Hambantota port and a nearby airport were built in 2008 by the government of former President Mahinda Rajapaksa with the help of $1.7 billion in Chinese loans. When the former President was deposed by current President Maithripala Sirisena, he froze all Chinese investments. A move he later had to undo, as Sri Lanka faced massive cash flow issues.

Sirisena ultimately negotiated a new deal with the Chinese government that involved the stake sale and further plans for the Chinese to develop an industrial zone. The Chinese government has planned to invest about $5 billion to develop the area within 3-5 years. President Sirisena also agreed to give land to the Chinese on a 99-year lease. The terms did not go down well with port trade unions, which have asked the government to reduce the Chinese stake to 65 percent and lease period to 50 years. Enraged citizens have been protesting the terms of the agreement since then.

Deputy General Secretary of the Ceylon Ports General Employees Union G. Niroshan had voiced concern over the deal with Chinese, stating that this will effectively create a Chinese colony in Sri Lanka, where Sri Lanka will have no jurisdiction.

The same situation is taking place in the Maldives. China is to foot half of the bill for the development of the China Maldives Friendship Bridge. In exchange, China will receive areas of Maldives for further development. Chinese President Xi Jinping had said that Chinese investors were interest in protecting the fragile environment of the country, develop tourism and create more resorts.In order to provide the legal framework to facilitate the Chinese investments, the Government of the Maldives had changed the law on foreign land ownership in the country. The 2015 bill stipulates that in order for foreigners to own land in the nation, they must meet certain criteria - including that the project built on the land must be approved by Parliament, there must be a minimum investment of $1 billion “in the territory of the Maldives,” and upon the project’s reaching completion, “at least 70 percent of the land must have been reclaimed from the ocean and [be] visible at medium tide.”

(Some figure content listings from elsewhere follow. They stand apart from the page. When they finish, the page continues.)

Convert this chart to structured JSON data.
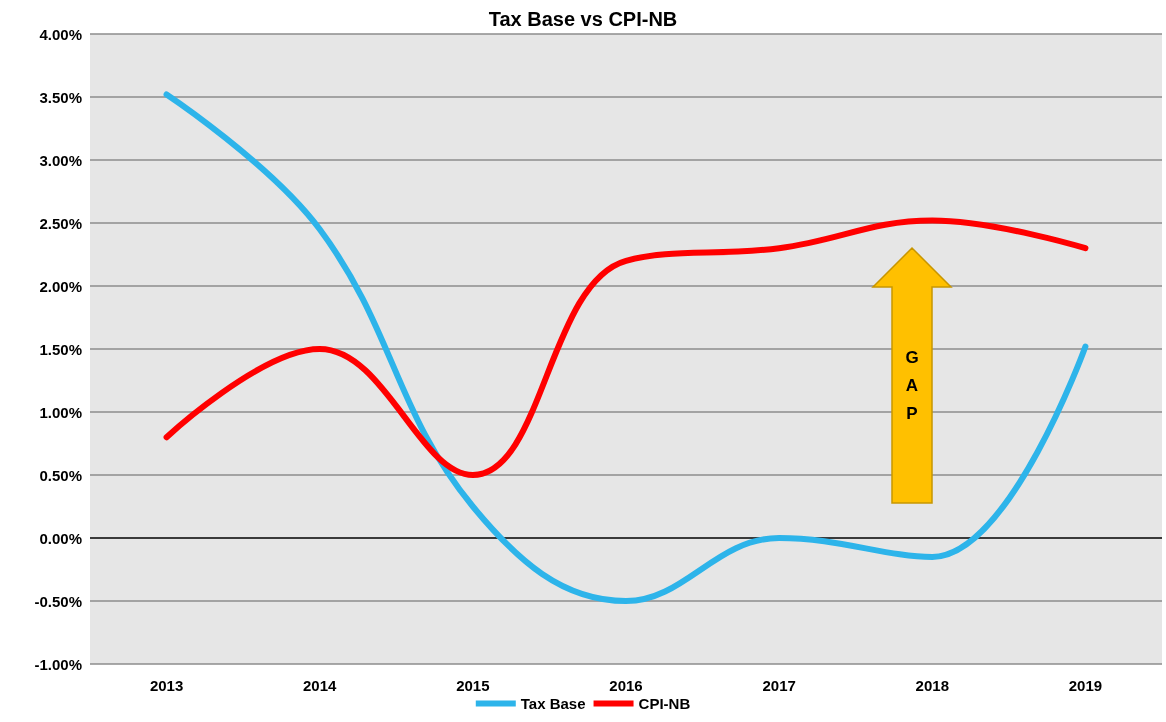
{
  "chart_data": {
    "type": "line",
    "title": "Tax Base vs CPI-NB",
    "categories": [
      "2013",
      "2014",
      "2015",
      "2016",
      "2017",
      "2018",
      "2019"
    ],
    "series": [
      {
        "name": "Tax Base",
        "color": "#2db4ea",
        "values": [
          3.52,
          2.45,
          0.25,
          -0.5,
          0.0,
          -0.15,
          1.52
        ]
      },
      {
        "name": "CPI-NB",
        "color": "#ff0000",
        "values": [
          0.8,
          1.5,
          0.5,
          2.2,
          2.3,
          2.52,
          2.3
        ]
      }
    ],
    "ylim": [
      -1,
      4
    ],
    "yticks": [
      {
        "value": -1,
        "label": "-1.00%"
      },
      {
        "value": -0.5,
        "label": "-0.50%"
      },
      {
        "value": 0,
        "label": "0.00%"
      },
      {
        "value": 0.5,
        "label": "0.50%"
      },
      {
        "value": 1,
        "label": "1.00%"
      },
      {
        "value": 1.5,
        "label": "1.50%"
      },
      {
        "value": 2,
        "label": "2.00%"
      },
      {
        "value": 2.5,
        "label": "2.50%"
      },
      {
        "value": 3,
        "label": "3.00%"
      },
      {
        "value": 3.5,
        "label": "3.50%"
      },
      {
        "value": 4,
        "label": "4.00%"
      }
    ],
    "grid": "y",
    "legend": "bottom",
    "marker": "none",
    "line_style": "solid",
    "annotations": [
      "GAP"
    ]
  }
}
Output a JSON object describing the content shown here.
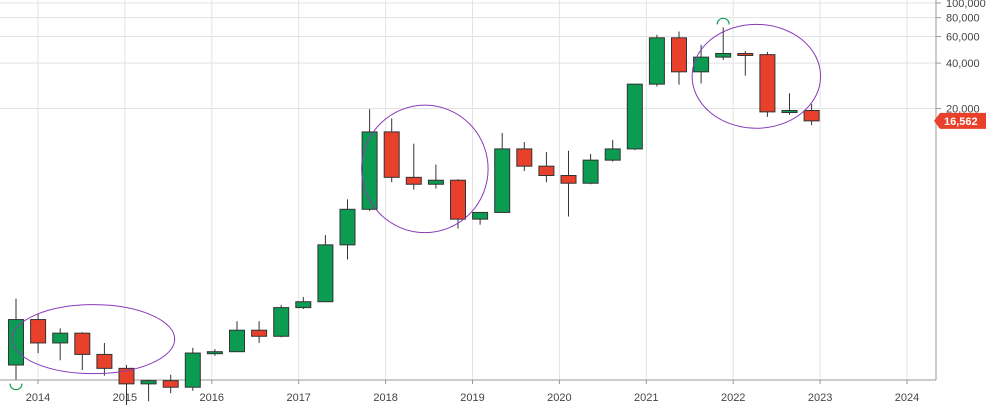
{
  "chart_data": {
    "type": "candlestick",
    "scale": "log",
    "grid": true,
    "x_ticks": [
      "2014",
      "2015",
      "2016",
      "2017",
      "2018",
      "2019",
      "2020",
      "2021",
      "2022",
      "2023",
      "2024"
    ],
    "y_ticks": [
      "100,000",
      "80,000",
      "60,000",
      "40,000",
      "20,000"
    ],
    "price_label": "16,562",
    "colors": {
      "up": "#0b9c52",
      "down": "#e8402a",
      "price_tag": "#e8402a",
      "ellipse": "#8a3ab9",
      "wick": "#333333"
    },
    "candles": [
      {
        "period": "2013-Q4",
        "open": 400,
        "high": 1100,
        "low": 320,
        "close": 800
      },
      {
        "period": "2014-Q1",
        "open": 800,
        "high": 880,
        "low": 480,
        "close": 560
      },
      {
        "period": "2014-Q2",
        "open": 560,
        "high": 700,
        "low": 430,
        "close": 650
      },
      {
        "period": "2014-Q3",
        "open": 650,
        "high": 660,
        "low": 370,
        "close": 470
      },
      {
        "period": "2014-Q4",
        "open": 470,
        "high": 560,
        "low": 340,
        "close": 380
      },
      {
        "period": "2015-Q1",
        "open": 380,
        "high": 400,
        "low": 200,
        "close": 300
      },
      {
        "period": "2015-Q2",
        "open": 300,
        "high": 320,
        "low": 230,
        "close": 315
      },
      {
        "period": "2015-Q3",
        "open": 315,
        "high": 345,
        "low": 260,
        "close": 285
      },
      {
        "period": "2015-Q4",
        "open": 285,
        "high": 520,
        "low": 270,
        "close": 480
      },
      {
        "period": "2016-Q1",
        "open": 480,
        "high": 510,
        "low": 460,
        "close": 490
      },
      {
        "period": "2016-Q2",
        "open": 490,
        "high": 780,
        "low": 490,
        "close": 680
      },
      {
        "period": "2016-Q3",
        "open": 680,
        "high": 780,
        "low": 560,
        "close": 620
      },
      {
        "period": "2016-Q4",
        "open": 620,
        "high": 1000,
        "low": 610,
        "close": 960
      },
      {
        "period": "2017-Q1",
        "open": 960,
        "high": 1130,
        "low": 940,
        "close": 1050
      },
      {
        "period": "2017-Q2",
        "open": 1050,
        "high": 2900,
        "low": 1050,
        "close": 2500
      },
      {
        "period": "2017-Q3",
        "open": 2500,
        "high": 5000,
        "low": 2000,
        "close": 4300
      },
      {
        "period": "2017-Q4",
        "open": 4300,
        "high": 19800,
        "low": 4200,
        "close": 14000
      },
      {
        "period": "2018-Q1",
        "open": 14000,
        "high": 17200,
        "low": 6500,
        "close": 7000
      },
      {
        "period": "2018-Q2",
        "open": 7000,
        "high": 11700,
        "low": 5800,
        "close": 6300
      },
      {
        "period": "2018-Q3",
        "open": 6300,
        "high": 8500,
        "low": 5900,
        "close": 6700
      },
      {
        "period": "2018-Q4",
        "open": 6700,
        "high": 6800,
        "low": 3200,
        "close": 3700
      },
      {
        "period": "2019-Q1",
        "open": 3700,
        "high": 4100,
        "low": 3400,
        "close": 4100
      },
      {
        "period": "2019-Q2",
        "open": 4100,
        "high": 13800,
        "low": 4100,
        "close": 10800
      },
      {
        "period": "2019-Q3",
        "open": 10800,
        "high": 12000,
        "low": 7700,
        "close": 8300
      },
      {
        "period": "2019-Q4",
        "open": 8300,
        "high": 10300,
        "low": 6500,
        "close": 7200
      },
      {
        "period": "2020-Q1",
        "open": 7200,
        "high": 10500,
        "low": 3850,
        "close": 6400
      },
      {
        "period": "2020-Q2",
        "open": 6400,
        "high": 10000,
        "low": 6300,
        "close": 9100
      },
      {
        "period": "2020-Q3",
        "open": 9100,
        "high": 12400,
        "low": 8900,
        "close": 10800
      },
      {
        "period": "2020-Q4",
        "open": 10800,
        "high": 29000,
        "low": 10600,
        "close": 29000
      },
      {
        "period": "2021-Q1",
        "open": 29000,
        "high": 61500,
        "low": 28000,
        "close": 58800
      },
      {
        "period": "2021-Q2",
        "open": 58800,
        "high": 64800,
        "low": 28800,
        "close": 35000
      },
      {
        "period": "2021-Q3",
        "open": 35000,
        "high": 52800,
        "low": 29300,
        "close": 43800
      },
      {
        "period": "2021-Q4",
        "open": 43800,
        "high": 69000,
        "low": 42000,
        "close": 46300
      },
      {
        "period": "2022-Q1",
        "open": 46300,
        "high": 48200,
        "low": 33000,
        "close": 45500
      },
      {
        "period": "2022-Q2",
        "open": 45500,
        "high": 47400,
        "low": 17600,
        "close": 19000
      },
      {
        "period": "2022-Q3",
        "open": 19000,
        "high": 25200,
        "low": 18200,
        "close": 19400
      },
      {
        "period": "2022-Q4",
        "open": 19400,
        "high": 21400,
        "low": 15500,
        "close": 16562
      }
    ]
  }
}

Critics have questioned the speed with which the amendment was passed without adequate consultation and parliamentary debate. Indian government officials have also voiced concern that the law will be used by China to extend its military influence, but they were assured by the Government of the Maldives that the Indian Ocean will remain “a demilitarized zone.” 

Based on the current situation, it looks like both Maldives and Sri Lanka are moving in the same direction as the African nations that had received Chinese “generosity”. While the Yameen administration is peddling a policy of rapid development, no Maldivian would be content if that development came with strings attached. Strings, that ultimately disadvantage the Maldivians over a long period.